Press freedom is in the Olympic Charter and guaranteed in the host city contract. The Chinese government has pledged in multiple ways to uphold press freedom to win the right to host the Olympics. Yet a number of journalists from the BBC, ABC Australia, The Wall Street Journal, The New York Times, and other publications have been expelled from China for their critical coverage of the Chinese government — and are now attempting to cover the winter Olympics from Seoul, Taiwan or Tokyo. That is of course a complete non-starter: journalists can’t cover the Olympics and Paralympics from another country.

But this is an opportunity for journalists who have been expelled from China to apply right now to cover the Olympics. And if China won’t let them do their jobs, the IOC has to insist China play by the rules — which include internet and press freedoms.

What can sponsors do?

Sport is one of the last major multi-trillion-dollar industries that is not upholding international human rights standards, and that needs to change. Corporate Olympic sponsors are multinational companies like Proctor & Gamble, Coca-Cola, Intel, and Visa, and because they are literally paying for the games, they have leverage. Even if they’re afraid to ask the Chinese government to change its human rights policies because they do business in China, they could ask the IOC to step up and protect athletes and human rights in China.
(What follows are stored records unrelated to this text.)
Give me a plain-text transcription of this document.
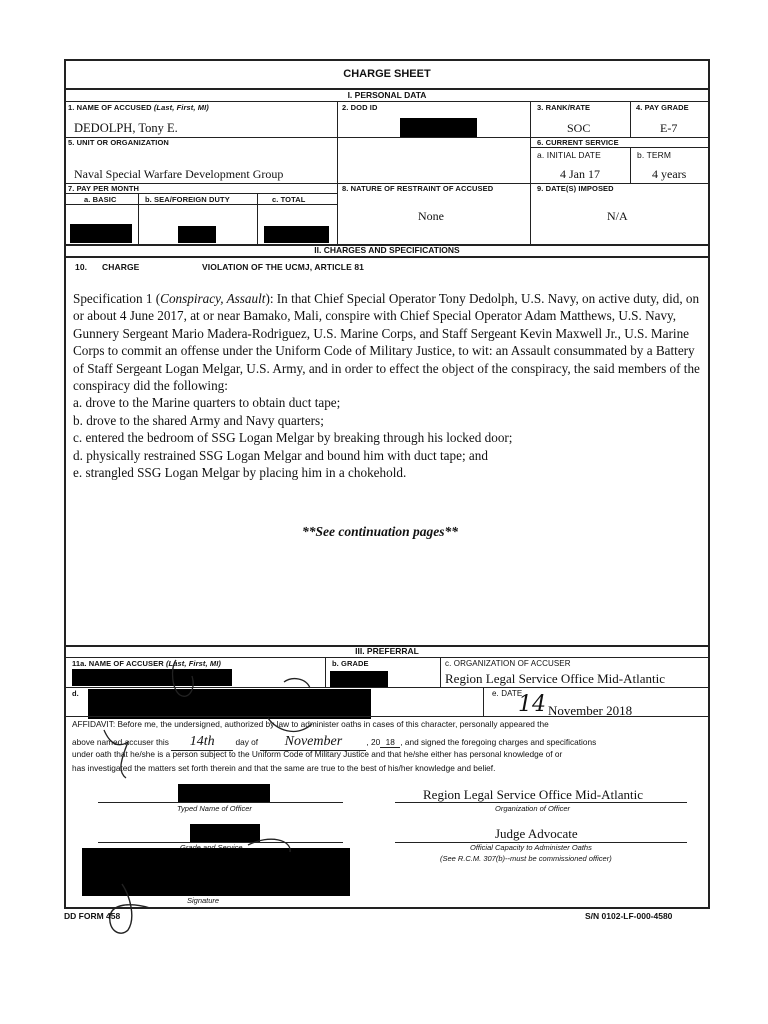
CHARGE SHEET
I. PERSONAL DATA
1. NAME OF ACCUSED (Last, First, MI)
DEDOLPH, Tony E.
2. DOD ID	3. RANK/RATE
SOC
4. PAY GRADE
E-7
5. UNIT OR ORGANIZATION
Naval Special Warfare Development Group
6. CURRENT SERVICE
a. INITIAL DATE
4 Jan 17
b. TERM
4 years
7. PAY PER MONTH
a. BASIC	b. SEA/FOREIGN DUTY	c. TOTAL
8. NATURE OF RESTRAINT OF ACCUSED
None
9. DATE(S) IMPOSED
N/A
II. CHARGES AND SPECIFICATIONS
10. CHARGE	VIOLATION OF THE UCMJ, ARTICLE 81

Specification 1 (Conspiracy, Assault): In that Chief Special Operator Tony Dedolph, U.S. Navy, on active duty, did, on or about 4 June 2017, at or near Bamako, Mali, conspire with Chief Special Operator Adam Matthews, U.S. Navy, Gunnery Sergeant Mario Madera-Rodriguez, U.S. Marine Corps, and Staff Sergeant Kevin Maxwell Jr., U.S. Marine Corps to commit an offense under the Uniform Code of Military Justice, to wit: an Assault consummated by a Battery of Staff Sergeant Logan Melgar, U.S. Army, and in order to effect the object of the conspiracy, the said members of the conspiracy did the following:

a. drove to the Marine quarters to obtain duct tape;

b. drove to the shared Army and Navy quarters;

c. entered the bedroom of SSG Logan Melgar by breaking through his locked door;

d. physically restrained SSG Logan Melgar and bound him with duct tape; and

e. strangled SSG Logan Melgar by placing him in a chokehold.

**See continuation pages**
III. PREFERRAL
11a. NAME OF ACCUSER (Last, First, MI)	b. GRADE	c. ORGANIZATION OF ACCUSER
Region Legal Service Office Mid-Atlantic
d.	e. DATE
14 November 2018
AFFIDAVIT: Before me, the undersigned, authorized by law to administer oaths in cases of this character, personally appeared the
above named accuser this 14th	day of November	, 20 18 , and signed the foregoing charges and specifications
under oath that he/she is a person subject to the Uniform Code of Military Justice and that he/she either has personal knowledge of or
has investigated the matters set forth therein and that the same are true to the best of his/her knowledge and belief.
Typed Name of Officer
Region Legal Service Office Mid-Atlantic
Organization of Officer
Judge Advocate
Official Capacity to Administer Oaths
(See R.C.M. 307(b)--must be commissioned officer)
Signature
DD FORM 458	S/N 0102-LF-000-4580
Human Rights Watch has written to all of these top sponsors and asked them about their human rights due diligence around the Olympics in China.  So far, not one has answered. Sponsors will need to explain to the public why they are financing Olympics and Paralympics where crimes against humanity are happening. And I hope that national legislatures around the world will be asking those tough questions.

China initially covered up the Covid-19 outbreak. What is the risk of censorship on public health?

Before the 2008 Beijing Olympics, Chinese officials covered up reports in local media that some of the country’s milk powder supply was poisoned with melamine. As many as 300,000 babies were poisoned and six died because the Chinese government hid this information from its citizens and the world. This happened while the Olympics were going on.

China’s poor track record when it comes to sharing accurate and timely information — around this and Covid-19 — raises serious concerns about its ability to ensure the right to health during an Olympics that is held in the midst of a pandemic.

The Olympics are watched by an estimated 3.4 billion people from around the world. What can they do?

Great progress has been made over the last decade in entrenching human rights in sport—and that is due almost entirely to pressure from public and sport fans. Increasingly, fans are saying that they don’t want to sit in a stadium that workers died to build, and they don’t want to buy clothes or products that may have been made with forced labor. FIFA, soccer’s global governing body, has adopted a human rights policy because of this global pressure. This means that the public has an incredible voice to demand reforms. These Olympics and Paralympics in China are a rare chance to do just that. 

*This interview has been edited and condensed.